Thursday, April 22, 2010

Staying connected

Today I’m reminded of Isaac Asimov's Caves of Steel series. In the second book, The Naked Sun, Detective Elijah Bailey and the humaniform robot, R. Daneel Olivaw, investigate a murder on a world in which people prefer to have no physical contact. People talk to their neighbors over some kind of vidphones. Why am I reminded of it today?

Today like yesterday and every other day this month and parts of last month, I'm confined mostly to my house and only venture downstairs a limited number of times a day. I have been laid out with a bulging disk in my back and subsequent muscle spasms and nerve pinches and pains. Going from working 8-5, running errands and doing my own writing, blogging and publicity in the evenings and attending meetings and conventions on weekends to this is a major bummer to say the least.

I'm hoping that the surgery the docs mentioned as a possibility will become reality. That's not the tune I was singing 20 years ago when faced with much the same condition. But I'm tired of being limited and now I'm disabled! No more! And yes, I've tried almost all the treatments you can name. I'm not looking for medical advice or sympathy here. I'm just using this situation as opportunity to discuss our dependence on connectivity.

I can remember complaining that my son lived on his computer and didn't get out and do things. Now it's me, though not by choice. I would love to get out and do things. Even the short walks I was taking are too much at this point. But, I digress. Now it's me depending on the internet for my social interactions. I'm also reminded of a movie. What was it? Where a woman needed help from a super-geek friend who she'd never met to defeat a powerful enemy. Turns out that though he had super cyber skills, he couldn't leave his chair and his only pleasure was living through his avatars in virtual realities.

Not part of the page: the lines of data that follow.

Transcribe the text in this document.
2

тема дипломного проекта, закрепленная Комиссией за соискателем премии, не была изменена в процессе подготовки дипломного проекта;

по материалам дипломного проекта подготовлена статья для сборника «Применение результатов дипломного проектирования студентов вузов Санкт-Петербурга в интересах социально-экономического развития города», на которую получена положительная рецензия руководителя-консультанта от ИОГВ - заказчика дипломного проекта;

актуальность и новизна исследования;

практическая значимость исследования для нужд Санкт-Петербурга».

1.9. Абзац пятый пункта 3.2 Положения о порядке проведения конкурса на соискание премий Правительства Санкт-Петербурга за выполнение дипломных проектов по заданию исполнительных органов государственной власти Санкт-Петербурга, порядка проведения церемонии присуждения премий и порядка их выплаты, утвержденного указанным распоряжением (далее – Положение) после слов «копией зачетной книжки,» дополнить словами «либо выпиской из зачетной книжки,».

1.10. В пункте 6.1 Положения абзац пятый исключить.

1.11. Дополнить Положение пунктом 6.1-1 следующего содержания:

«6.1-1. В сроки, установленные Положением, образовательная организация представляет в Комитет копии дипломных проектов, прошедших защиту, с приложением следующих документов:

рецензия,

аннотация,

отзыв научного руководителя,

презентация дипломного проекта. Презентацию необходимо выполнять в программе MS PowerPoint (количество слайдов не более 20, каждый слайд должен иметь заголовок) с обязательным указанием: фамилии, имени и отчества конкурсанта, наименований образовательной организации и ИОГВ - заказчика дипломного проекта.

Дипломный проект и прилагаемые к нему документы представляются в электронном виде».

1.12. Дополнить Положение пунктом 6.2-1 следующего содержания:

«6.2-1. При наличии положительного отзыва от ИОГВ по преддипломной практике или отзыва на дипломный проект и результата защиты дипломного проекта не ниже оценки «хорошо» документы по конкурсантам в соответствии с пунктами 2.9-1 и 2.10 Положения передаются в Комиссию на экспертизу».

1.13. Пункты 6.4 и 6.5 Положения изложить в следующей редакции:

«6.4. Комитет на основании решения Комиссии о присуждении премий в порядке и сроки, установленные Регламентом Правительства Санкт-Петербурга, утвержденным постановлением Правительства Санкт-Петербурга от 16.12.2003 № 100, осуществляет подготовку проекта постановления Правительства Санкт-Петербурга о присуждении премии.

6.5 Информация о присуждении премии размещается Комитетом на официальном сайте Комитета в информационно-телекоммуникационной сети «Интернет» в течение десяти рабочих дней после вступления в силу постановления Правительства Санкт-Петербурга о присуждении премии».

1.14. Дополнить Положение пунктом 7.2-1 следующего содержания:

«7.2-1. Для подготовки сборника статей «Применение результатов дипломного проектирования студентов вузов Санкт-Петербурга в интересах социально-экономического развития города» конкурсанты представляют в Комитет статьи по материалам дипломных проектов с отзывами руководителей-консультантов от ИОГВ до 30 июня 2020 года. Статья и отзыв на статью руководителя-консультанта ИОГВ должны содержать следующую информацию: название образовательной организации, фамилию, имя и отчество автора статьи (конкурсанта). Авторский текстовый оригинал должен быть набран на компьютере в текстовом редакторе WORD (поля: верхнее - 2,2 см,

A recent House episode showed a woman who blogged obsessively. She held nothing back, even detailing fights with her husband. She espoused the notion that you learn more about people through their blogs than you do when you meet them face to face. Not my blog, honey.

While the internet is no substitute for the real thing, I can't imagine going through this without having friends I can reach out to online. Even if I have insomnia, I can grab my Blackberry off my nightstand and there will still be friends posting interesting things on Facebook, either from distant time zones or because they can't sleep either. I also enjoy IMing with friends in other states. I'm lousy at keeping in touch by phone and snail mail, but love to stay connected online.

When I log in to Facebook, I'm connecting with my tribe. People I have something in common with. They're mostly other writers who totally sympathize when I post something like "My characters are not cooperating!" or "Doh! I forgot to take my own advice and torture my protag!" I may be stuck inside the same four walls for a while, but I'm not alone. And I can hang out at the cyber water cooler and never have to mention my back once. In the real world, that is the physical one, everyone I know asks me first, "How's your back?" I love that they care how I'm feeling, but I'm sick to death of talking about my back. I can go on Facebook and have the illusion that I'm just as able-bodied as anyone else.

I had to miss all Easter celebrations because of my back, but this Easter Sunday was also my daughter's birthday. Guess what she got for her birthday this year?

I couldn't be there for the birth, though I wouldn't have made it in time anyway(she squirted her out in 2 hours). But she brought her up to see us on Sunday. What a treat! And everyday she sends me pictures from her cell.

vote it up!


JeffLemkin said...

OK, you don't want sympathy, but dammit, I'm still sympathetic. We just weren't designed to walk on two legs, it appears.

Wonderful analogy. You reminded me of a story I wrote when I was in college (early Neolithic Era). Abstractly titled "Adrift in the Estonian Zeppelin Forest", it followed the doings of its lead character, a politician, as he struggled with personal and political crises. In this world of the fewtcha, politicians did nothing without consulting "feeds" - an immediate, electronically mediated aggregate of what the people voting were thinking and talking about. It's weird to see at least a bit of that happening today.

Take care, Ann - hope to see you @ BayCon. :)



Ann Wilkes said...

Thanks, Jeff. Yes, well there are those who look down their noses at science fiction, but then they're unaware of how many things around them that genre has inspired.

The information age is an amazing time to be alive. Things happen so fast because so much information is available to so many inspired minds and collaboration has reached new heights.

We'll definitely get our face to face provided my back will let me go. I'm ever-hopeful.